Temos visto com freqüência produções que não têm finalidade de serem socializadas feitas no editor de apresentações; textos literários narrativos, tratados como produções jornalísticas, em colunas, por exemplo.
Os programas editores de texto, planilha e apresentação nos disponibilizam uma infinidade de possibilidades de formatação, mas cada uma delas diz respeito às características de determinados gêneros textuais, devendo ser assim compreendidas pelos seus usuários.
Não basta ter acesso a tecnologia se não souber usá-la com coerência em cada situação comunicativa.
Formatar exageradamente um texto informativo ou qualquer outra produção é não fazer uma leitura crítica e, por que não dizer, estética do trabalho.
É comum nossa dificuldade em produzir textos. Envolve diversas competências.

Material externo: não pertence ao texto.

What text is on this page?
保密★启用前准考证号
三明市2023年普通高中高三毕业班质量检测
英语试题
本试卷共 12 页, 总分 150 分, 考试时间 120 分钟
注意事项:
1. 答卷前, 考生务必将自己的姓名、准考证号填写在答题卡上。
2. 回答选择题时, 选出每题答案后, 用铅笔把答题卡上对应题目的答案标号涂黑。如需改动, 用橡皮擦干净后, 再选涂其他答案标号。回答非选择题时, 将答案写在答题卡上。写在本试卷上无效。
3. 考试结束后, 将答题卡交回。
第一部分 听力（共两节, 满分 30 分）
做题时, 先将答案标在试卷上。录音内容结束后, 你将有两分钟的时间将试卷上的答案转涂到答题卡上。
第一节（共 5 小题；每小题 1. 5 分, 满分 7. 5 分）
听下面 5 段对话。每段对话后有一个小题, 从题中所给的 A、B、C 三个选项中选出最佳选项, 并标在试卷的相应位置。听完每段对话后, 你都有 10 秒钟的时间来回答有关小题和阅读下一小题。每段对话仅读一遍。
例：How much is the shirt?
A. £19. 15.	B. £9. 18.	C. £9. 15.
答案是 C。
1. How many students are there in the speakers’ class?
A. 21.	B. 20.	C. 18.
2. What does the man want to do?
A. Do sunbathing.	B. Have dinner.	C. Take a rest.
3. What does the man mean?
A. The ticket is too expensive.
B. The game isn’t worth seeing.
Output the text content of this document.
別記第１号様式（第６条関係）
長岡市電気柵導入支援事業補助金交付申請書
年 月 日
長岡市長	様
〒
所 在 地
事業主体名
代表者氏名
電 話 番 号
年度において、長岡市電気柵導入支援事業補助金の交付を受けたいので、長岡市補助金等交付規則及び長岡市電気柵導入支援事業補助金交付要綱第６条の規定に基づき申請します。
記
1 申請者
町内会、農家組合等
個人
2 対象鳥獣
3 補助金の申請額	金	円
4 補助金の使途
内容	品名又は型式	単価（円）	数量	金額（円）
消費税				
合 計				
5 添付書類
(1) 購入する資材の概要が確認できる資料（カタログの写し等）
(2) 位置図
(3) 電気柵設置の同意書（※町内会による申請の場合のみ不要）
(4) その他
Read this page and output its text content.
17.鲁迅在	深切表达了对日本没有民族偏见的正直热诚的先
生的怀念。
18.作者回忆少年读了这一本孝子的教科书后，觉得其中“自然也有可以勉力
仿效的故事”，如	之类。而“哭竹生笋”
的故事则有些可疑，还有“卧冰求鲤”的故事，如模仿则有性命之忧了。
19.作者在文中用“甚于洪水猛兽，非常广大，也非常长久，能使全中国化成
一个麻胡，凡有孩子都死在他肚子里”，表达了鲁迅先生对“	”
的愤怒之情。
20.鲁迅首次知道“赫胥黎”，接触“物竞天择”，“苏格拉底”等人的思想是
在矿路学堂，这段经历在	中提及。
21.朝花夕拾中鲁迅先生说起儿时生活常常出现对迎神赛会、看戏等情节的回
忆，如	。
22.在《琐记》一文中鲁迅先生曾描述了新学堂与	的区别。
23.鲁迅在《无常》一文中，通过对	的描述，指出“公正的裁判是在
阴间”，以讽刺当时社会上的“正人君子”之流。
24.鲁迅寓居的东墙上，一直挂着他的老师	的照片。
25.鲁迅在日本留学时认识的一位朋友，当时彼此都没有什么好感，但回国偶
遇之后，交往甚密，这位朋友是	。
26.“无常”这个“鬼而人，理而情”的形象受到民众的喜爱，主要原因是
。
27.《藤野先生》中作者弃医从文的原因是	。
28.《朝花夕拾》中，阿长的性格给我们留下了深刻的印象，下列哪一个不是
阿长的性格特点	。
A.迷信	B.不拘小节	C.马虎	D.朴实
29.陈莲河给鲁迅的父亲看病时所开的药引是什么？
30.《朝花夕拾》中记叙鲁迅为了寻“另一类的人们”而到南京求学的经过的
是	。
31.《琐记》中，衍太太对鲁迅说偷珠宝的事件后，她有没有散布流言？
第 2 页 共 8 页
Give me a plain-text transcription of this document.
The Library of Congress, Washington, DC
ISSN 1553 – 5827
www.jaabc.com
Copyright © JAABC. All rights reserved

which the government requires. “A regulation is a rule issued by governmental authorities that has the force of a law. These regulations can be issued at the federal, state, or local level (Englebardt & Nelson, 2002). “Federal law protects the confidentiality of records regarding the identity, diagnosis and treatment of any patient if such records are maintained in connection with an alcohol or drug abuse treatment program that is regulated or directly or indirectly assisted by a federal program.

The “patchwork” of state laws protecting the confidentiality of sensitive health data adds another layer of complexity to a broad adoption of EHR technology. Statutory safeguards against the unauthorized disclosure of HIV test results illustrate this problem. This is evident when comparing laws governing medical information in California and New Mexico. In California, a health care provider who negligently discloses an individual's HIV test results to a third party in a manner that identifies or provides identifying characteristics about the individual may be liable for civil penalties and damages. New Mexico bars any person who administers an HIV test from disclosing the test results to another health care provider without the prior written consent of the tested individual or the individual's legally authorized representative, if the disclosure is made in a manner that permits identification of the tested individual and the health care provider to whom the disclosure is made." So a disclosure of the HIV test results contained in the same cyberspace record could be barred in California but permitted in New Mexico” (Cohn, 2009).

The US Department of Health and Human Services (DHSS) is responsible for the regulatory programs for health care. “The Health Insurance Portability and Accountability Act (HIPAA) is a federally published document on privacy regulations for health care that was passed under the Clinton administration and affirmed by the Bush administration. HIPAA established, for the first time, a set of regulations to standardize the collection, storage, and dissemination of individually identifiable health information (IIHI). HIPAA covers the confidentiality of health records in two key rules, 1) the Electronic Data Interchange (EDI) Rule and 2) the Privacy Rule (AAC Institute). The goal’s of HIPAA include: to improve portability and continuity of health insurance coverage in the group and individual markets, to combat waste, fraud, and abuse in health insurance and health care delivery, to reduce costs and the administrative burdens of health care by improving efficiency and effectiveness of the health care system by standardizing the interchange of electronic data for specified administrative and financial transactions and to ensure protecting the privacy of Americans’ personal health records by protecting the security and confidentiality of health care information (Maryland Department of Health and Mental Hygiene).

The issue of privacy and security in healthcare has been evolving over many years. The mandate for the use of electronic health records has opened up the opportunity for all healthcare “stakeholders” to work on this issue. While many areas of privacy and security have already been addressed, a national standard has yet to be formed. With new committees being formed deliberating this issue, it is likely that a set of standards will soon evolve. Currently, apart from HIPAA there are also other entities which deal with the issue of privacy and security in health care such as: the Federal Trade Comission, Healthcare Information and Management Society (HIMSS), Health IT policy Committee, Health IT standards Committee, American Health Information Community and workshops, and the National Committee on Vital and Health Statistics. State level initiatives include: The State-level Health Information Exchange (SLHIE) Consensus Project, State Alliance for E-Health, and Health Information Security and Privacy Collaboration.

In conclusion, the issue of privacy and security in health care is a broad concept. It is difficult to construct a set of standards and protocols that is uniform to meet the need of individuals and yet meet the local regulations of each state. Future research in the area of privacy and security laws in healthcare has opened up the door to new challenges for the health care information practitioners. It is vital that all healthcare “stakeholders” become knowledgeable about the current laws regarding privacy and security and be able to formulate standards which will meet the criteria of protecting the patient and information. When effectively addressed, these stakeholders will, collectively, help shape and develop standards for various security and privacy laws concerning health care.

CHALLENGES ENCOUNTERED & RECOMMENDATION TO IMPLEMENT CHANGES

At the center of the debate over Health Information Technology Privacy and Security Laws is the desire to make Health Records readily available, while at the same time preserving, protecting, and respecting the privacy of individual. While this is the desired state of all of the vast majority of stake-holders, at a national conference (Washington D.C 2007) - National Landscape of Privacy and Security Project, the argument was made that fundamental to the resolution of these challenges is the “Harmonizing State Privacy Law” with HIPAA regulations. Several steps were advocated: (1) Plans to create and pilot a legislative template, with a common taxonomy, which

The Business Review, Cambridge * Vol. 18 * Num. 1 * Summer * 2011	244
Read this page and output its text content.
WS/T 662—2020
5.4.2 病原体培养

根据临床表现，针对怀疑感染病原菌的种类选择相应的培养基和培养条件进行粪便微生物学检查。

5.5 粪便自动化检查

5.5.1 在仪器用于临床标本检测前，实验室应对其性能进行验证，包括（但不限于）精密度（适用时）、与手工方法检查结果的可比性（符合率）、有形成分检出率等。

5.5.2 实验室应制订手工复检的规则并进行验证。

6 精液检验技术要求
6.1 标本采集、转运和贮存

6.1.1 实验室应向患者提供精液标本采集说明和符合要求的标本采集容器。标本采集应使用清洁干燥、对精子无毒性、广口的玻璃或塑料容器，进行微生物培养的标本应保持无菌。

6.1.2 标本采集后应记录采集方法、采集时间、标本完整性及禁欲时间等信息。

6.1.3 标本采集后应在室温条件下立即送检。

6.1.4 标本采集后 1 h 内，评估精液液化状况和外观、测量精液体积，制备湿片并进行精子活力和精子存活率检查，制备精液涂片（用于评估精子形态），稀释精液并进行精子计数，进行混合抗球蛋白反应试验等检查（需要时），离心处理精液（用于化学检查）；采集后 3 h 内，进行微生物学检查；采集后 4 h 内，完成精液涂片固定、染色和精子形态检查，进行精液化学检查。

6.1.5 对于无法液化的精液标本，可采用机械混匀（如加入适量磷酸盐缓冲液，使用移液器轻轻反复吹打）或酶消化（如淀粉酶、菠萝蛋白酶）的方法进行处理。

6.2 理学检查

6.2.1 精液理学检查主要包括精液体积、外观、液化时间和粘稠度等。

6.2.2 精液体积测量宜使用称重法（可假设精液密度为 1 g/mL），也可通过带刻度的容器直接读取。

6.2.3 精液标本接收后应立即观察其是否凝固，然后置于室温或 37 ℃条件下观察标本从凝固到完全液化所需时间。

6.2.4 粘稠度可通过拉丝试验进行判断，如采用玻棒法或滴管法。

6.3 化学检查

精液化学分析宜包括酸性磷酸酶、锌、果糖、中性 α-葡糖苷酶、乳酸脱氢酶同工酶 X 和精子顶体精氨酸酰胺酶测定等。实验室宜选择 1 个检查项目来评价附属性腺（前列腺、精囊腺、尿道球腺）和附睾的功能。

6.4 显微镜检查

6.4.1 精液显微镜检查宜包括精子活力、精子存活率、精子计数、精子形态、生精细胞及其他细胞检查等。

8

A mensagem (conteúdo), a forma (tipo), o código (aspectos ortográficos e gramaticais), o meio (suporte textual, editores) e o contexto. São muitos aspectos a se cuidar quando se lança uma proposta de produção de texto. E se não cuidamos, porque a dificuldade vem de longe, mas continuamos solicitando tais produções, estamos cristalizando erros.
É a demanda da integralidade das disciplinas clamando por coerência.